Q: What a criminal surcharge
For driving mistakes
A:
Although it may seem esoteric, from a philosophical and legislative capacity role, fines serve a particular role in connection with criminal offenses: to punish for the violation so that there is a deterrence to committing the offense by that example, and to rehabilitate by using the negative consequence to try to shape the offender's future decisions.
A criminal enforcement surcharge is basically a quasi-civil assessment primarily set for the purpose of funding law enforcement grants and programs (including, I believe, the Traffic Safety Bureau the State runs for special purpose grants to local law enforcement agencies, which the legislature decided made sense to place some of that burden isolated on those who've committed traffic violations. The amount of the assessment is set as 35% of the scheduled fine.

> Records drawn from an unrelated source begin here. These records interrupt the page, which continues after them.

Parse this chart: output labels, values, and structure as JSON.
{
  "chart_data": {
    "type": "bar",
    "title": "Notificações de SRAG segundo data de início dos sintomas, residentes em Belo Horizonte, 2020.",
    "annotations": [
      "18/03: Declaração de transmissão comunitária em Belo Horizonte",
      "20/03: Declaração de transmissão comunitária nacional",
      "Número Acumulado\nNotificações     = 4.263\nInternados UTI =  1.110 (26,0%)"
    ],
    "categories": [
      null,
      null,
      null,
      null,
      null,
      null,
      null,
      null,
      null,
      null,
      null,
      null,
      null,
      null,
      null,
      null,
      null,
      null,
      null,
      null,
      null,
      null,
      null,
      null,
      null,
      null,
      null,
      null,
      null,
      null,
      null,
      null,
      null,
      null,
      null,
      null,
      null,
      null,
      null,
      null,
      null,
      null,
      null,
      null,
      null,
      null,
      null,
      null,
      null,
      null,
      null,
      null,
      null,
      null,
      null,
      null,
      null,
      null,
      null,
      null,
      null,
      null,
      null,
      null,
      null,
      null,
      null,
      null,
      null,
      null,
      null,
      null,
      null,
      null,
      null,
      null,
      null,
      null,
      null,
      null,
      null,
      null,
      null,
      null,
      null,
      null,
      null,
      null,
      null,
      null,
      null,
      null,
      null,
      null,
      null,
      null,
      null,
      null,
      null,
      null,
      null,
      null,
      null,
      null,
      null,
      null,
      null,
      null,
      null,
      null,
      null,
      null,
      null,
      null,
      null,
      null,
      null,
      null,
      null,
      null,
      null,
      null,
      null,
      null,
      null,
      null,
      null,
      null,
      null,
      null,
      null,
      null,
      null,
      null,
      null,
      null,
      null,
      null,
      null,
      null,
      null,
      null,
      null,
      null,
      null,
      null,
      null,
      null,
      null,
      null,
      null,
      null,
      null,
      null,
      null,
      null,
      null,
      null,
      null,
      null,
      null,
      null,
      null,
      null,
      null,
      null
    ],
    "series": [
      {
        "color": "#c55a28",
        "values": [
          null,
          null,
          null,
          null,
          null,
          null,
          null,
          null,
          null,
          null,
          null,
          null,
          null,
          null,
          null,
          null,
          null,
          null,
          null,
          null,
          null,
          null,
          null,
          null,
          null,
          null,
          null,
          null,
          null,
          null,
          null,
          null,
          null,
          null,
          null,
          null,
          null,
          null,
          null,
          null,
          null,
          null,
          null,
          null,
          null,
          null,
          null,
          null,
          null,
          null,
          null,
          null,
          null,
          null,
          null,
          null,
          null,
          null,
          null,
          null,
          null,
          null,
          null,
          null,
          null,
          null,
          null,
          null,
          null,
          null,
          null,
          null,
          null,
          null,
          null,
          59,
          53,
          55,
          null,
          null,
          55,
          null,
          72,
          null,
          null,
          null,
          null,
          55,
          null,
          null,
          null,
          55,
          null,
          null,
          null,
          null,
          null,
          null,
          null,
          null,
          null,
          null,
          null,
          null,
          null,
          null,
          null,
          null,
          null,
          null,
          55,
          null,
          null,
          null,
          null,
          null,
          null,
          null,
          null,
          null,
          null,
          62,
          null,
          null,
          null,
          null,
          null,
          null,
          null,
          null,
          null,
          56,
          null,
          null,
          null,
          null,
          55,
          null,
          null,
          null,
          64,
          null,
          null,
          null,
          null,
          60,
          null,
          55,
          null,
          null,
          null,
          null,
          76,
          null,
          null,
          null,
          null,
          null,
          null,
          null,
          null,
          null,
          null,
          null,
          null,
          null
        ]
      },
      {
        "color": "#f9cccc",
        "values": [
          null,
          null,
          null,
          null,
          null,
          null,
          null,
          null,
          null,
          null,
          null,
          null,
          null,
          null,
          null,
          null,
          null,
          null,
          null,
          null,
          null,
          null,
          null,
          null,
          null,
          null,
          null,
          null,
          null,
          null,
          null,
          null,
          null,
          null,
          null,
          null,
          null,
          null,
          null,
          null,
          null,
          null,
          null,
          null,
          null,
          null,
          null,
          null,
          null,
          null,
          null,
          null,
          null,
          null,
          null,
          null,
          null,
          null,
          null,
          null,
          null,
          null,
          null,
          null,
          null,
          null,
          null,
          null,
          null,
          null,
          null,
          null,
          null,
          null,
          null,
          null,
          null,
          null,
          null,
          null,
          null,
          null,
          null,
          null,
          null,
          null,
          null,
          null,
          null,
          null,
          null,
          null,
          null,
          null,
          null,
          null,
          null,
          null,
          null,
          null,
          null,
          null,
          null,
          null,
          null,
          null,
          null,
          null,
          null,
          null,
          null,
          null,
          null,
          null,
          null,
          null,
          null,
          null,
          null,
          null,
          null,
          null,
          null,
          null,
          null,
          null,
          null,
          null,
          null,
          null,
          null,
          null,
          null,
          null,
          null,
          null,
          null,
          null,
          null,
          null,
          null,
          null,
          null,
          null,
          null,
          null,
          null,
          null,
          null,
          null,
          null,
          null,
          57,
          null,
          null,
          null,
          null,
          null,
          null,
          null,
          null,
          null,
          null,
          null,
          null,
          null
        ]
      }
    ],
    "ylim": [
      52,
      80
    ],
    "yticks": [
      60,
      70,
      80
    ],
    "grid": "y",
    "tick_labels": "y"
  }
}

The amount due upon a guilty plea or finding resulting in conviction for Iowa scheduled traffic violations is comprised of a scheduled fine amount, the 35% criminal enforcement surcharge, and court costs (typically fixed at $60 per count, and are also assessed to recover the costs the court system incurs for adjudicating and transacting traffic cases). The apportionment of this revenue, once collected, is different for each pot of money. Court Costs go to the court system, and the allocation between the general fund of the prosecuting government entity (City, County, or State) and other governmental entities, departments, or programs of the scheduled fine is different than for the criminal surcharge.
More practically, it mostly operates as an itemized system for accounting who gets what share of the ticket revenue transacted through the clerk of court.